Em uma explanação durante a sessão ordinária da Câmara Municipal de Avaré na segunda-feira (3), o procurador-geral do município, Dr. Renan Oliveira Ribeiro, detalhou os fundamentos legais que viabilizarão a 56ª edição da Emapa sem a aplicação de recursos públicos diretos, uma novidade que, segundo ele, marca um precedente nas quase seis décadas do evento.
A apresentação ocorreu na volta do recesso parlamentar e teve como objetivo esclarecer dúvidas da população e dos vereadores sobre a legalidade da realização da exposição agropecuária em setembro deste ano. O procurador foi convidado a se manifestar após questionamentos recorrentes sobre a ausência de processos licitatórios e contratos públicos para a estruturação do evento.
O ponto central da explicação do Dr. Renan foi a aplicação da Lei Federal nº 14.903, de 27 de junho de 2024, conhecida como Marco Regulatório do Fomento à Cultura. A norma, que estabelece um regime jurídico próprio para ações culturais, permite que os municípios celebrem termos de cooperação cultural sem a necessidade de chamamento público ou processos licitatórios, desde que não haja repasse de recursos públicos.
“A Lei 14.903 veda a aplicação da Lei de Licitações aos instrumentos específicos do regime próprio de fomento à cultura”, afirmou o procurador, citando o parágrafo 4º do artigo 2º da norma federal.
Segundo ele, não houve, não há e não haverá contratações por licitação, dispensa ou inexigibilidade para a Emapa 2026, não por opção, mas por imposição legal. “Nem que nós quiséssemos utilizar um instrumento licitatório, não poderíamos, porque a lei federal proíbe”, destacou.
O instrumento escolhido pela administração municipal foi o Termo de Cooperação Cultural, previsto no artigo 29 da Lei 14.903. A modalidade não envolve repasse de recursos pela administração pública e, segundo o artigo 30, pode ser celebrada “sem a necessidade de chamamento público”, por decisão discricionária do gestor.
O procurador revelou que o município, inicialmente, realizou um chamamento público para credenciamento de agente cultural, um procedimento que a lei não exige. “Pecamos pelo excesso”, admitiu. O certame acabou suspenso pelo Tribunal de Contas do Estado de São Paulo, mas a administração optou por revogá-lo e seguir a orientação legal de dispensar o chamamento, já que a própria lei federal autoriza essa conduta.
“O município publicou um edital de chamamento e houve a suspensão pelo Tribunal de Contas. Sim, tranquilamente. Nenhum dos órgãos técnicos disse que o termo de cooperação cultural era inadequado. Houve a suspensão cautelar porque ainda é um expediente novo, mas é uma lei federal de 2024 que traz essa possibilidade”, explicou.
SEM RECURSOS
O procurador foi enfático ao afirmar que o orçamento anteriormente destinado à Emapa, no exercício de 2026, foi remanejado, o que torna impossível qualquer contratação pública. “Se hoje disséssemos que vamos realizar alguma contratação, eu não tenho orçamento. Não consigo realizar nenhum empenho. O orçamento que era destinado à Emapa de 2026 foi remanejado, mais uma comprovação de que o Poder Público não realizará repasse algum”, declarou.

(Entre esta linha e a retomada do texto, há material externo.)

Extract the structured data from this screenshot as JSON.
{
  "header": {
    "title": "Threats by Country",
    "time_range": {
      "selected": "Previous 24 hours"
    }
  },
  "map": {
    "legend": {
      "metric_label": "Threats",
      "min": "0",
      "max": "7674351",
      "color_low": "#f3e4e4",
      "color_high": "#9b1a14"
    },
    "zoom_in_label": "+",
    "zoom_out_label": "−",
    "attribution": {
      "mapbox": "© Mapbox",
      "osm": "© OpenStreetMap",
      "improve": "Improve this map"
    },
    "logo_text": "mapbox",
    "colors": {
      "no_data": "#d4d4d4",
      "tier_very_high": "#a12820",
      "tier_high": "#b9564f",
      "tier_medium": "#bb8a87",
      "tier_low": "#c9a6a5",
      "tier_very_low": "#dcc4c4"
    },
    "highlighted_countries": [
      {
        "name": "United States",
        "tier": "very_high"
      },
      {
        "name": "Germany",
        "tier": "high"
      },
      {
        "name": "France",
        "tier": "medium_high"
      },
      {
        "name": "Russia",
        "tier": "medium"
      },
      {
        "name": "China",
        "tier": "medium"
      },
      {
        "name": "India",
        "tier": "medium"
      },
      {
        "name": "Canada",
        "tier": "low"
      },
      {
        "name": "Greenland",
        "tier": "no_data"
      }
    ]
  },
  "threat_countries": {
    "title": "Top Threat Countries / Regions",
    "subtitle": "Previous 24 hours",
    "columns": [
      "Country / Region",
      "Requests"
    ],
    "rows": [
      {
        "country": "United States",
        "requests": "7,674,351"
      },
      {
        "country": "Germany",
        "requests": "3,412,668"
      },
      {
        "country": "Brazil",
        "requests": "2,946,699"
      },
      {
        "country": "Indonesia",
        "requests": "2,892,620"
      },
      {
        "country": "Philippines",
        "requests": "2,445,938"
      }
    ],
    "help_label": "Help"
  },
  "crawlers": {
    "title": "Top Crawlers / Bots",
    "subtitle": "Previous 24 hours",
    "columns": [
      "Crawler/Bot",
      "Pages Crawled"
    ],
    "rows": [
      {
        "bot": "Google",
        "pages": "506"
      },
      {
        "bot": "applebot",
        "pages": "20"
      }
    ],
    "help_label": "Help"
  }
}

A inovação, segundo o procurador, está alinhada a orientações do Tribunal de Contas do Estado de São Paulo, que vem alertando os municípios sobre os cuidados na realização de eventos com emprego de recursos públicos, especialmente em um momento de queda de arrecadação e crise institucional.
O procurador também destacou que a Comissão Organizadora da Emapa tem competência legal para todas as decisões acerca da exposição, conforme a Lei Municipal nº 134, de 2001. “A competência para a organização e realização da exposição é da comissão organizadora. Ela ratificou a ideia do Poder Público de realizar o evento por meio da Lei de Fomento à Cultura”, afirmou.
Diante da repercussão nas redes sociais, o procurador respondeu diretamente aos questionamentos: “Qual foi o fundamento jurídico? Lei 14.903, de 2024. Houve licitação? Não. Há licitação? Não. Haverá licitação? Não.”
Ele encerrou sua fala afirmando que a administração está pronta para discutir e debater a legalidade do evento em todas as instâncias, sustentando que a medida representa um “marco divisor” na história da Emapa e um exemplo de vanguarda na gestão de eventos públicos no interior paulista.